Paul E. was young guy who would play a big role in my professional life. I knew right away that he was nuts. The thing that really showed me that was when he rented a car on his credit card and let the Samoan Swat Team drive it on their own.

About $4,000 worth of damage later, the car was sitting in front of the rent-a-car place, and Paul E. realized he had made a mistake. Sometimes, Paul E. was not the genius many people think he is! But when it came to wrestling, the guy had a feel for it, a great mind and unlimited energy, as I would find out when I worked for him a few years later.

Regardless of how he felt personally about my promos, Flair was a pleasure to work with. I truly enjoyed every one of our matches. We had some very solid encounters. How could I not love a match when I was in there with one of the best performers in the world?

But I paid a price for those matches. One night I went over the top rope in a match with Sting and hit the rail outside, cracking my sacrum. It wasn’t anybody’s fault, just a bad landing. I ended up riding around on a plane every day going from town to town, and I couldn’t sit on the plane, except foi takeoff and landing. The only way I could stand it was to kneel on my seat, facing the person behind me.

I also had a nasty staph infection. I had torn my bursa, and my elbow swelled to the size of a baseball. 1 got myself some needles from a veterinarian in Amarillo and drained the damn thing myself, every night. I was thinking I was some kind of doctor, but I was almost Doctor Kevorkian, because I almost eliminated myself. While draining the fluid out, I was letting germs in, and the result was a staph infection. I just didn’t feel like I had the time to go to a real doctor about it, but Dr. Funk ended up putting me out of action for a couple of weeks. He wasn’t one of my better characters.
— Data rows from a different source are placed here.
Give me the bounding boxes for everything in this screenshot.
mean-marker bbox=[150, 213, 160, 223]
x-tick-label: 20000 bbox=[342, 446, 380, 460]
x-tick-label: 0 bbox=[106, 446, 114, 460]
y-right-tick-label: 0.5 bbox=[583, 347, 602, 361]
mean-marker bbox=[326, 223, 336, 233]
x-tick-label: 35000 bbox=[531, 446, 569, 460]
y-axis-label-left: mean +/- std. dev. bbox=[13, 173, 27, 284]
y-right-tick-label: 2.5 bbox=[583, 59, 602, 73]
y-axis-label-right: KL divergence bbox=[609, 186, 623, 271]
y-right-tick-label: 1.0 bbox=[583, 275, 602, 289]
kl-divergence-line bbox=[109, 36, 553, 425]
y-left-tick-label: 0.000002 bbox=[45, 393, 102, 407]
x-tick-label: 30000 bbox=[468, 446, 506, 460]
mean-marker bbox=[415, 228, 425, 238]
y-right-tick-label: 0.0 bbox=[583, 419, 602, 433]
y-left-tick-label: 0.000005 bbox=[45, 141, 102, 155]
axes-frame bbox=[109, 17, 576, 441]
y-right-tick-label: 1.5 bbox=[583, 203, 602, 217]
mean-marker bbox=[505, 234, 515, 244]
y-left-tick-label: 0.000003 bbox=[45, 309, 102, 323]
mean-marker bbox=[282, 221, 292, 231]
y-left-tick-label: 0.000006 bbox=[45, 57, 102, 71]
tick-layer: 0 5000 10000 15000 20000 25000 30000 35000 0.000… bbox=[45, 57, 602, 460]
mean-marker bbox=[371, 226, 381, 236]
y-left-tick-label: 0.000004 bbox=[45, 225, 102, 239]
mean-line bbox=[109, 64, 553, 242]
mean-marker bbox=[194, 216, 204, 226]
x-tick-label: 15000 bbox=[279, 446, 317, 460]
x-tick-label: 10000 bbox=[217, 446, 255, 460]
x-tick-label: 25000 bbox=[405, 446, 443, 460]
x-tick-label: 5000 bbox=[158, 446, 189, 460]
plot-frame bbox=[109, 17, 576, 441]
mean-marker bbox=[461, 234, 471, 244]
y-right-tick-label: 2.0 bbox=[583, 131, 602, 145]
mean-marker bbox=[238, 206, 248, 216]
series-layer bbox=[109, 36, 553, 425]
When I went into shock from it, Paul E. was the one who took me to the hospital. They operated on me, and it was quite a deal. But Paul E. was there for me, when everybody was gone, and he stayed with me. No one else did.
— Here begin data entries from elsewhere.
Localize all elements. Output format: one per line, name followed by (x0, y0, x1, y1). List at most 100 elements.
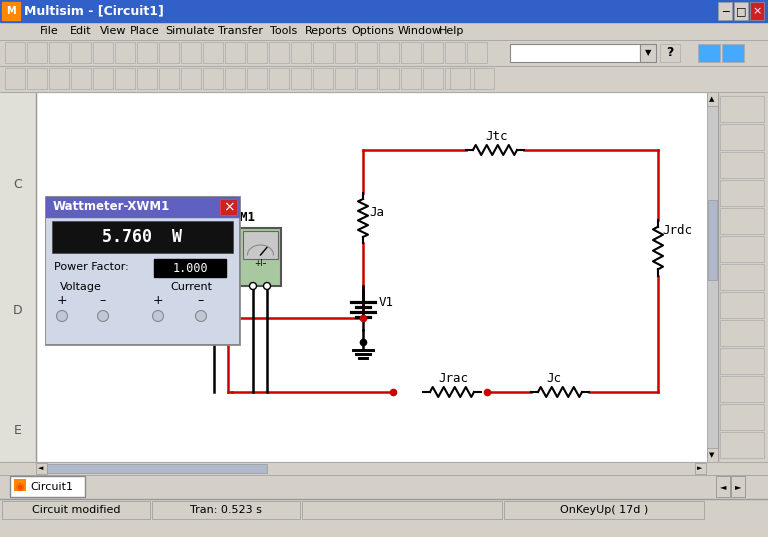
Text: V1: V1 (379, 296, 394, 309)
Text: Place: Place (130, 26, 160, 36)
Bar (720, 208, 764, 234)
Bar (247, 68, 267, 89)
Bar (707, 92, 718, 462)
Bar (137, 68, 157, 89)
Bar (5, 42, 25, 63)
Text: C: C (14, 178, 22, 192)
Text: XWM1: XWM1 (226, 211, 256, 224)
Text: Window: Window (398, 26, 442, 36)
Text: ?: ? (667, 47, 674, 60)
Bar (47, 464, 267, 473)
Text: Current: Current (170, 282, 212, 292)
Bar (36, 92, 718, 462)
Circle shape (210, 282, 217, 289)
Text: Wattmeter-XWM1: Wattmeter-XWM1 (53, 200, 170, 214)
Text: +I–: +I– (253, 258, 266, 267)
Bar (159, 42, 179, 63)
Text: +V–: +V– (214, 258, 229, 267)
Bar (335, 68, 355, 89)
Text: Transfer: Transfer (217, 26, 263, 36)
Bar (152, 501, 300, 519)
Text: ×: × (753, 6, 762, 16)
Bar (720, 376, 764, 402)
Text: ◄: ◄ (38, 465, 44, 471)
Bar (707, 92, 718, 106)
Bar (335, 42, 355, 63)
Bar (467, 68, 487, 89)
Bar (2, 501, 150, 519)
Text: Jc: Jc (546, 372, 561, 384)
Bar (467, 42, 487, 63)
Bar (52, 221, 233, 253)
Text: ×: × (223, 200, 235, 214)
Bar (707, 448, 718, 462)
Text: Ja: Ja (369, 207, 384, 220)
Bar (401, 42, 421, 63)
Text: Jrdc: Jrdc (662, 223, 692, 236)
Bar (722, 44, 744, 62)
Bar (203, 68, 223, 89)
Bar (720, 236, 764, 262)
Text: ▼: ▼ (645, 48, 651, 57)
Bar (291, 42, 311, 63)
Bar (718, 2, 732, 20)
Bar (423, 42, 443, 63)
Bar (115, 68, 135, 89)
Bar (718, 92, 768, 462)
Bar (291, 68, 311, 89)
Bar (27, 42, 47, 63)
Text: 1.000: 1.000 (172, 262, 208, 274)
Bar (720, 432, 764, 458)
Bar (660, 44, 680, 62)
Text: 5.760  W: 5.760 W (102, 228, 183, 246)
Bar (313, 42, 333, 63)
Bar (201, 228, 281, 286)
Bar (720, 124, 764, 150)
Text: Tran: 0.523 s: Tran: 0.523 s (190, 505, 262, 515)
Bar (510, 44, 640, 62)
Bar (46, 197, 239, 217)
Bar (5, 68, 25, 89)
Bar (181, 42, 201, 63)
Bar (357, 68, 377, 89)
Text: ►: ► (735, 483, 741, 491)
Bar (71, 42, 91, 63)
Bar (313, 68, 333, 89)
Bar (115, 42, 135, 63)
Text: Power Factor:: Power Factor: (54, 262, 129, 272)
Bar (159, 68, 179, 89)
Bar (708, 200, 717, 280)
Bar (716, 476, 730, 497)
Bar (445, 68, 465, 89)
Circle shape (263, 282, 270, 289)
Bar (504, 501, 704, 519)
Bar (640, 44, 656, 62)
Bar (0, 462, 768, 475)
Bar (36, 463, 47, 474)
Text: Multisim - [Circuit1]: Multisim - [Circuit1] (24, 4, 164, 18)
Bar (0, 92, 36, 462)
Text: ▼: ▼ (710, 452, 715, 458)
Bar (450, 68, 470, 89)
Bar (302, 501, 502, 519)
Bar (243, 231, 278, 259)
Bar (698, 44, 720, 62)
Bar (720, 404, 764, 430)
Bar (750, 2, 764, 20)
Text: Jtc: Jtc (485, 130, 508, 143)
Text: Voltage: Voltage (60, 282, 102, 292)
Bar (0, 475, 768, 499)
Circle shape (196, 310, 207, 322)
Text: +: + (57, 294, 68, 308)
Text: E: E (14, 424, 22, 437)
Circle shape (224, 282, 231, 289)
Bar (181, 68, 201, 89)
Circle shape (98, 310, 108, 322)
Bar (720, 320, 764, 346)
Bar (10, 476, 85, 497)
Bar (0, 499, 768, 537)
Text: ▲: ▲ (710, 96, 715, 102)
Bar (2, 2, 20, 20)
Bar (154, 259, 226, 277)
Text: File: File (40, 26, 58, 36)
What heat was left after I toned down my interviews for the last couple of weeks built up to a main-event match at the July pay per view, the Great American Bash ‘89. And what I’d said must have done the trick, because the show was a sellout in Baltimore, and it drew the best gate for a live show the company ever had, until 1996.

I had announced a big surprise for Flair, which turned out to be Gary Hart as my manager. Again, I was given a mouthpiece, even though everyone in the company knew I could talk on my own. Why? Hell, I don’t know. Ask Jim Herd—or maybe the booking committee!

Gary was a good manager, though. Managers have all but disappeared today, but there used to be a role for a guy who couldn’t wrestle but who could talk for a wrestler with limited verbal skills. The best I ever saw was “Wild” Red Berry, who managed the Fabulous Kangaroos. They came through Amarillo when I was a kid, and I was fascinated by him. He threw around big words, half of which weren’t even real words! Where he got them from, nobody knows. He mixed in a lot of condescension and made himself a very hated man among wrestling fans.

Another one who was really good was J.C. Dykes, who managed the tag team of The Infernos. The Masked Infernos, in their blue outfits, were Frankie Cain and Rocky Smith. They were really talented guys, and that gimmick was really over for a long time in Florida, because they knew how to get heat, and so did J.C. He did all the talking, which created a kind of mystique about the Infernos.

In 1989, Gary Hart was also managing Keiji Muto, who wrestled as “The Great Muta.” He was a hell of a talent, but was kind of standoffish with me at first, since I’d been an All Japan man for years and years, and he was someone Inoki was grooming for stardom in New Japan. Maybe he had a sense of, “What is Funk going to do to me?”